Oui, il faut bien renoncer à saluer le savoir-faire de ces artistes japonais qui ont, de tous temps, excellé dans la sculpture sur bois en élevant cette matière à la dignité du marbre. Il faut bien renoncer à évoquer la grande figure de la peinture japonaise qu’était l’artiste Sesshiu qui savait peindre même avec les doigts de ses pieds. Il faut bien renoncer à évoquer des œuvres telles que le Manyoshu ou « Livre des dix milles feuilles », abritant 4500 poèmes compilés au VIIIème siècle.

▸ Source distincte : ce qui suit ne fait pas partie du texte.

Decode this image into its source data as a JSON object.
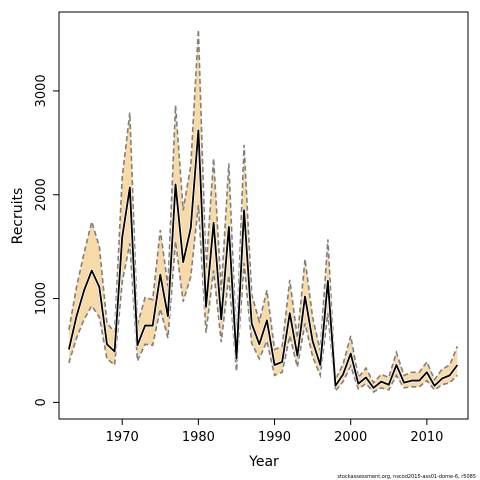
{
  "chart_data": {
    "type": "line",
    "xlabel": "Year",
    "ylabel": "Recruits",
    "xlim": [
      1961.7,
      2015.4
    ],
    "ylim": [
      -160,
      3760
    ],
    "x_ticks": [
      1970,
      1980,
      1990,
      2000,
      2010
    ],
    "y_ticks": [
      0,
      1000,
      2000,
      3000
    ],
    "grid": false,
    "colors": {
      "band": "#f8d9a8",
      "median": "#000000",
      "bounds": "#7f7f7f"
    },
    "source_note": "stockassessment.org, nscod2015-ass01-dome-6, r5085",
    "series": [
      {
        "x": [
          1963,
          1964,
          1965,
          1966,
          1967,
          1968,
          1969,
          1970,
          1971,
          1972,
          1973,
          1974,
          1975,
          1976,
          1977,
          1978,
          1979,
          1980,
          1981,
          1982,
          1983,
          1984,
          1985,
          1986,
          1987,
          1988,
          1989,
          1990,
          1991,
          1992,
          1993,
          1994,
          1995,
          1996,
          1997,
          1998,
          1999,
          2000,
          2001,
          2002,
          2003,
          2004,
          2005,
          2006,
          2007,
          2008,
          2009,
          2010,
          2011,
          2012,
          2013,
          2014
        ],
        "estimate": [
          510,
          830,
          1080,
          1270,
          1110,
          560,
          490,
          1590,
          2070,
          550,
          740,
          740,
          1230,
          830,
          2100,
          1350,
          1680,
          2620,
          920,
          1730,
          800,
          1690,
          420,
          1850,
          760,
          560,
          790,
          360,
          390,
          860,
          450,
          1020,
          590,
          360,
          1170,
          160,
          270,
          470,
          180,
          240,
          140,
          200,
          170,
          360,
          190,
          210,
          210,
          290,
          160,
          230,
          260,
          360
        ],
        "lower": [
          380,
          620,
          800,
          930,
          820,
          420,
          360,
          1160,
          1530,
          400,
          560,
          550,
          900,
          620,
          1550,
          970,
          1210,
          1900,
          670,
          1270,
          580,
          1220,
          300,
          1340,
          570,
          420,
          590,
          260,
          290,
          640,
          340,
          760,
          440,
          260,
          860,
          110,
          200,
          350,
          130,
          180,
          100,
          140,
          120,
          260,
          140,
          150,
          150,
          210,
          120,
          170,
          190,
          260
        ],
        "upper": [
          700,
          1110,
          1440,
          1740,
          1500,
          760,
          680,
          2170,
          2790,
          750,
          1010,
          990,
          1660,
          1120,
          2860,
          1850,
          2280,
          3590,
          1280,
          2350,
          1080,
          2300,
          570,
          2480,
          1040,
          780,
          1080,
          510,
          540,
          1180,
          620,
          1380,
          820,
          500,
          1570,
          220,
          370,
          640,
          240,
          330,
          190,
          270,
          240,
          480,
          260,
          290,
          290,
          390,
          220,
          320,
          360,
          540
        ]
      }
    ]
  }
}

Oui, il faut bien arrêter là cette liste, car on ne peut saisir en quelques mots ces géants que sont les écrivains tels que Mishima, Inoué, Kawabata, Kenzaburu, Tanizaki, ou encore le Nobélisable Haruki Murakami, tous chantres immenses de la tension féconde entre tradition et modernité. Oui, l’immense Junichiro Tanizaki, attaché à saisir non seulement l’épaisseur des sentiments, mais aussi et surtout le flou mordoré qui les entoure dans son magistral opus « L’éloge de l’ombre ».
La « construction immatérielle » de l’âme nipponne à laquelle j’ai osé me livrer, moi profane plus profane que les profanes, mérite plus que ces trop fuyants atomes de minutes et de secondes, dérisoires poussières de temps. Mais, secouru par un proverbe japonais, je dirai, en forme d’excuse et de regret que « les mots que je n’ai pas prononcés sont les fleurs du silence ».
Comptant sur votre indulgente bienveillance à tous, je voudrais me persuader que mon survol téméraire, en forme de voyage trop fugace, à travers une partie infime de la richesse du patrimoine culturel immatériel du pays hôte, constituera malgré tout, une inspiration et un stimulant pour nous tous, à l’effet d’entamer dans l’enthousiasme nos travaux avec l’ambition de parvenir à poser les jalons qui baliseront le chemin d’une véritable action de sauvegarde du patrimoine culturel mondial.
En préservant et chérissant son patrimoine immatériel, chaque peuple, pourtant bien ancré dans sa temporalité, est gagné par l’ivresse de s’évader hors du temps tout en restant au cœur de son existence quotidienne. Il se trouve ainsi au mieux de son âme pour goûter, comme dit Françoise Sagan, « le lait de la tendresse humaine »(1), dans la fraternelle solidarité nationale.
Aussi bien, peut-on se réconforter au moment de conclure. Nous avons, vous et moi, la certitude que le meilleur des séjours, par delà les tourments inhérents à l’humaine condition, se trouve dans l’homme. Ultime paradoxe dont vous assurez continûment une vibrante et passionnante représentation. Dans l’histoire de l’homme, il y a fort à parier que l’avenir se trouve dans le savoir-vivre des êtres humains qui restent fidèles à ce qu’ils sont. C’est cela la formidable intelligence des fils de la « terre céleste » nipponne. Intelligence obstinée qui refuse de faire oublier que chacun de nous est d’abord un fils, ensuite un père. C’est ainsi que, par-delà les vicissitudes de l’Histoire, se consolide la mission des bâtisseurs d’éternité.
( 1). Sagan, Françoise : « Des yeux de soie », Paris, Flammarion, 1975, p. 72.